Na één jaar weet de werkgever hierdoor ook of de plek van de zieke werknemer nog voor hem beschikbaar gehouden moet worden. De werkgever hoeft namelijk straks na afsluiting van het eerste spoor de (eigen) functie van de werknemer niet meer beschikbaar te houden (ook niet na volledig herstel) en de werknemer niet meer te laten re-integreren in een functie in zijn organisatie. In het tweede ziektejaar is dan de re-integratie van de zieke werknemer volledig gericht op het tweede spoor. De werkgever blijft wel verantwoordelijk voor 104 weken loondoorbetaling bij ziekte en voor het verloop van het re-integratieproces.
Het wetsvoorstel introduceert ook een nieuw opzegverbod voor de situatie waarin de re-integratie in het eerste spoor is afgesloten en de zieke werknemer in het tweede jaar volledig herstelt. In dat geval mag de werknemer, ondanks zijn herstel, gedurende het tweede jaar niet worden ontslagen. De werkgever is vanaf het moment van herstel verplicht om het volledige loon door te betalen. Een nieuwe ontslaggrond, waarop kleine en middelgrote werkgevers een beroep kunnen doen als de re-integratie in het eerste spoor is afgesloten, voorziet erin dat ook de inmiddels herstelde werknemer na twee jaar kan worden ontslagen.
De Raad van State vindt dat het voorstel slechts voorziet in een beperkte verlichting van het werkgeverschap voor kleinere werkgevers. Aan de (financiële) verplichtingen en verantwoordelijkheden van de werkgever rondom ziekte en re-integratie die verbonden zijn aan vooral het vaste contract, verandert weinig. De Raad vraagt zich af in hoeverre het wetsvoorstel de knelpunten in de praktijk daadwerkelijk aanpakt. Zo kan bij herstel in het tweede ziektejaar de loondoorbetaling juist duurder uitpakken voor de werkgever. Bovendien houdt het wetsvoorstel geen rekening met een wetsvoorstel dat er toe leidt dat de transitievergoeding bij ontslag na twee jaar ziekte alleen voor kleine werkgevers vergoed wordt. De Raad van State adviseert in de toelichting op het wetsvoorstel in te gaan op de gevolgen die het wetsvoorstel om de compensatie van de transitievergoeding te beperken tot kleine werkgevers heeft voor dit voorstel, mede gelet op het verschil dat hierdoor zal ontstaan tussen middelgrote en kleine werkgevers.
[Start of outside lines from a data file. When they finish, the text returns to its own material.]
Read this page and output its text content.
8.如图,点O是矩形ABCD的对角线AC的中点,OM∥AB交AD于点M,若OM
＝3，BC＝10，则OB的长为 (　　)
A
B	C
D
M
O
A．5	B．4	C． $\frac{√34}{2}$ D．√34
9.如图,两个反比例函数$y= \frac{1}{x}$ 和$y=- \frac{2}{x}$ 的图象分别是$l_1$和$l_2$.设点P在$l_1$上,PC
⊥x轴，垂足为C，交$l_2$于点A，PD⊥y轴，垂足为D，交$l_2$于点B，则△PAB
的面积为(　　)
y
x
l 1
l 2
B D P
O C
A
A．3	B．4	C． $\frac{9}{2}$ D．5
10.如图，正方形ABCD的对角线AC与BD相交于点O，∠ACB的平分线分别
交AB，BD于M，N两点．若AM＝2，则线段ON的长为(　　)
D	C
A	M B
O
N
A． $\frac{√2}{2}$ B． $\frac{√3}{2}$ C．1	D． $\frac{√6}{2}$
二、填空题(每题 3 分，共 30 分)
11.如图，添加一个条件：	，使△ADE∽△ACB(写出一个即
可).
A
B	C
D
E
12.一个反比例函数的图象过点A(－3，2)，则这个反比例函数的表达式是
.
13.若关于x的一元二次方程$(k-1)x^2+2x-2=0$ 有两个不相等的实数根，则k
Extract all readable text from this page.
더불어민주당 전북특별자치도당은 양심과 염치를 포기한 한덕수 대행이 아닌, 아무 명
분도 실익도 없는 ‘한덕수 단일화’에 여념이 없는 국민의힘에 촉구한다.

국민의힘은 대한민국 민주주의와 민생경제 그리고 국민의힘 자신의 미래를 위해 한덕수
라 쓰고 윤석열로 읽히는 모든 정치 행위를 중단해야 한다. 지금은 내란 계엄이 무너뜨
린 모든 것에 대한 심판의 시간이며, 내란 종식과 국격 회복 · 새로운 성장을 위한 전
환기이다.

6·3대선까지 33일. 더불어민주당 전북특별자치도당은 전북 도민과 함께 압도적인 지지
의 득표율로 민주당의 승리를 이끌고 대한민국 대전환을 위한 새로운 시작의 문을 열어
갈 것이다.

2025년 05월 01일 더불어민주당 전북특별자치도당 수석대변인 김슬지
Volgens de Raad van State komt door het wetsvoorstel het re-integratietraject van de zieke werknemer onder druk te staan. Veel werknemers re-integreren in het eerste spoor. Mede daarom zullen naar verwachting veel werknemers niet met de afsluiting van het eerste spoor instemmen. Dat betekent dat de werkgever het UWV om toestemming moet vragen. Omdat deze aanvraag uiterlijk in week 42 (zie checklist ziekte/arbeidsongeschikheid op deze site) van het eerste ziektejaar moet worden gedaan, wordt de periode van re-integratie in het eerste spoor wel erg kort. Dit beperkt de re-integratiemogelijkheden van de werknemers.
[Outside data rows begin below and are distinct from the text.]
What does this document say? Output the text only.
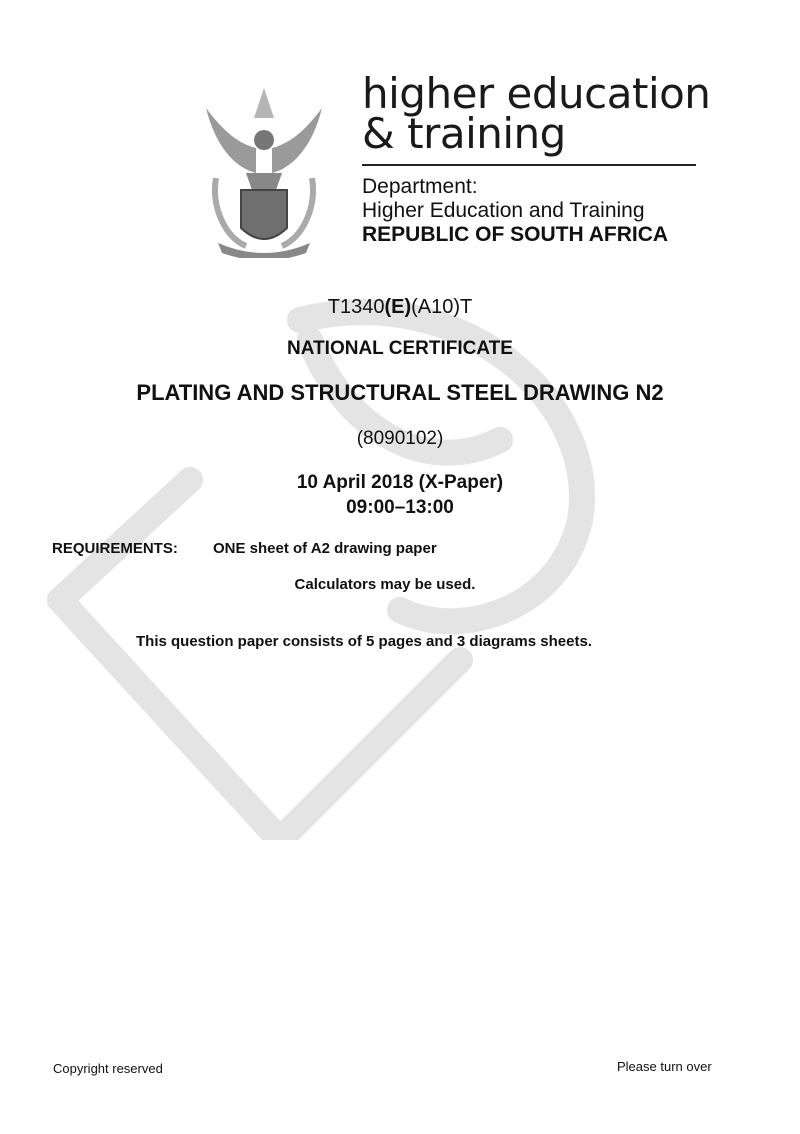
higher education
& training
Department:
Higher Education and Training
REPUBLIC OF SOUTH AFRICA
T1340(E)(A10)T
NATIONAL CERTIFICATE
PLATING AND STRUCTURAL STEEL DRAWING N2
(8090102)
10 April 2018 (X-Paper)
09:00–13:00
REQUIREMENTS: ONE sheet of A2 drawing paper
Calculators may be used.
This question paper consists of 5 pages and 3 diagrams sheets.
Copyright reserved	Please turn over
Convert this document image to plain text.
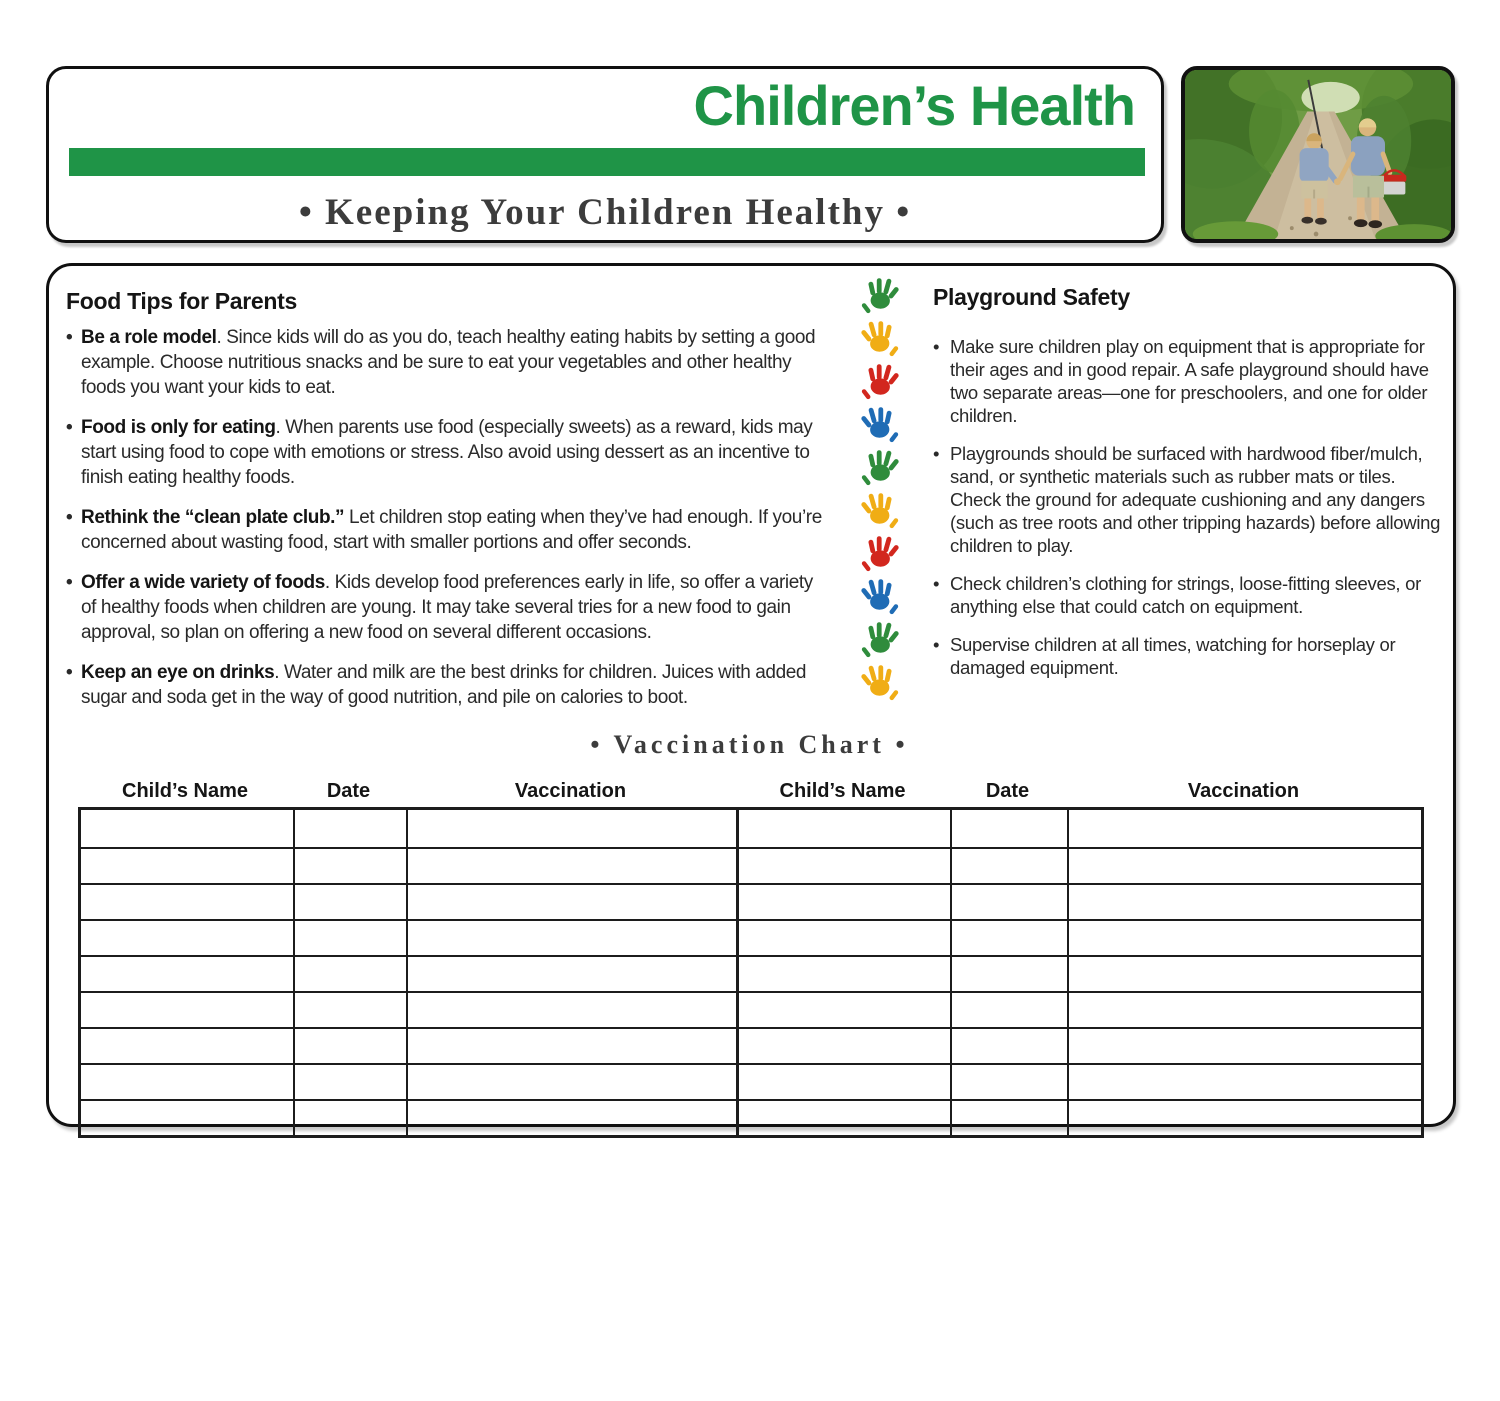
Children’s Health
• Keeping Your Children Healthy •
Food Tips for Parents
• Be a role model. Since kids will do as you do, teach healthy eating habits by setting a good example. Choose nutritious snacks and be sure to eat your vegetables and other healthy foods you want your kids to eat.
• Food is only for eating. When parents use food (especially sweets) as a reward, kids may start using food to cope with emotions or stress. Also avoid using dessert as an incentive to finish eating healthy foods.
• Rethink the “clean plate club.” Let children stop eating when they’ve had enough. If you’re concerned about wasting food, start with smaller portions and offer seconds.
• Offer a wide variety of foods. Kids develop food preferences early in life, so offer a variety of healthy foods when children are young. It may take several tries for a new food to gain approval, so plan on offering a new food on several different occasions.
• Keep an eye on drinks. Water and milk are the best drinks for children. Juices with added sugar and soda get in the way of good nutrition, and pile on calories to boot.
Playground Safety
• Make sure children play on equipment that is appropriate for their ages and in good repair. A safe playground should have two separate areas—one for preschoolers, and one for older children.
• Playgrounds should be surfaced with hardwood fiber/mulch, sand, or synthetic materials such as rubber mats or tiles. Check the ground for adequate cushioning and any dangers (such as tree roots and other tripping hazards) before allowing children to play.
• Check children’s clothing for strings, loose-fitting sleeves, or anything else that could catch on equipment.
• Supervise children at all times, watching for horseplay or damaged equipment.
• Vaccination Chart •
Child’s Name	Date	Vaccination	Child’s Name	Date	Vaccination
Ook heeft het wetsvoorstel aanzienlijke uitvoeringsgevolgen voor het UWV dat extra beoordelingen moet gaan verrichten. En dat terwijl het UWV al grote achterstanden heeft die in de toekomst waarschijnlijk alleen maar verder zullen oplopen. Uit de toelichting op het wetsvoorstel blijkt niet of hiermee al rekening is gehouden en wat dit zou betekenen voor de (beoogde) invoeringstermijn dan wel voor het door partijen daadwerkelijk tijdig kunnen afsluiten van het eerste spoor.
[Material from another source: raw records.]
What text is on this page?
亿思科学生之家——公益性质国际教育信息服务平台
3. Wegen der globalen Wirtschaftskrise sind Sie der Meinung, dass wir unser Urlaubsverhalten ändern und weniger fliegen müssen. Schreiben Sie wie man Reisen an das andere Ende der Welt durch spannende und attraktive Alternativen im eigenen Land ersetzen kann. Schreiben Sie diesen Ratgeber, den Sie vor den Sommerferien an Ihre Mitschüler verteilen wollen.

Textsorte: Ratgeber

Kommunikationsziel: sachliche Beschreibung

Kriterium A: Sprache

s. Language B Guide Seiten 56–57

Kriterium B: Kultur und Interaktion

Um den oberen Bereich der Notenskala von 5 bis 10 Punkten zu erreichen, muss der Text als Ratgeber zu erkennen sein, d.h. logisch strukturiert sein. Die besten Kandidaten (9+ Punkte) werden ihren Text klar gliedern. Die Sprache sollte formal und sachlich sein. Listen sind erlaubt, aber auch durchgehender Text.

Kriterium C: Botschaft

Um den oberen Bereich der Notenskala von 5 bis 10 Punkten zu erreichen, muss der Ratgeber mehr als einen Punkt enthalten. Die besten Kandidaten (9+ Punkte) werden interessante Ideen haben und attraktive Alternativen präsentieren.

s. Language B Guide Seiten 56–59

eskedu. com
Verder wordt in het wetsvoorstel geregeld dat, als het eerste spoor is afgesloten, de toetsing van het re-integratieverslag door het UWV bij een WIA-aanvraag beperkt zal worden tot de re-integratie-inspanningen tijdens het tweede ziektejaar. De inspanningen tijdens het eerste ziektejaar blijven buiten beschouwing. De Raad van State merkt op dat het wetsvoorstel op dit punt op gespannen voet staat met de uitgangspunten van de Wet verbetering poortwachter. Partijen krijgen namelijk de mogelijkheid af te spreken om zonder tussenkomst van het UWV de re-integratie in het eerste spoor af te sluiten. Hierdoor kunnen werkgever en werknemer hun re-integratieverplichtingen, met name die in het eerste spoor, mogelijk ontlopen. Dit kan leiden tot een hogere instroom in de WIA.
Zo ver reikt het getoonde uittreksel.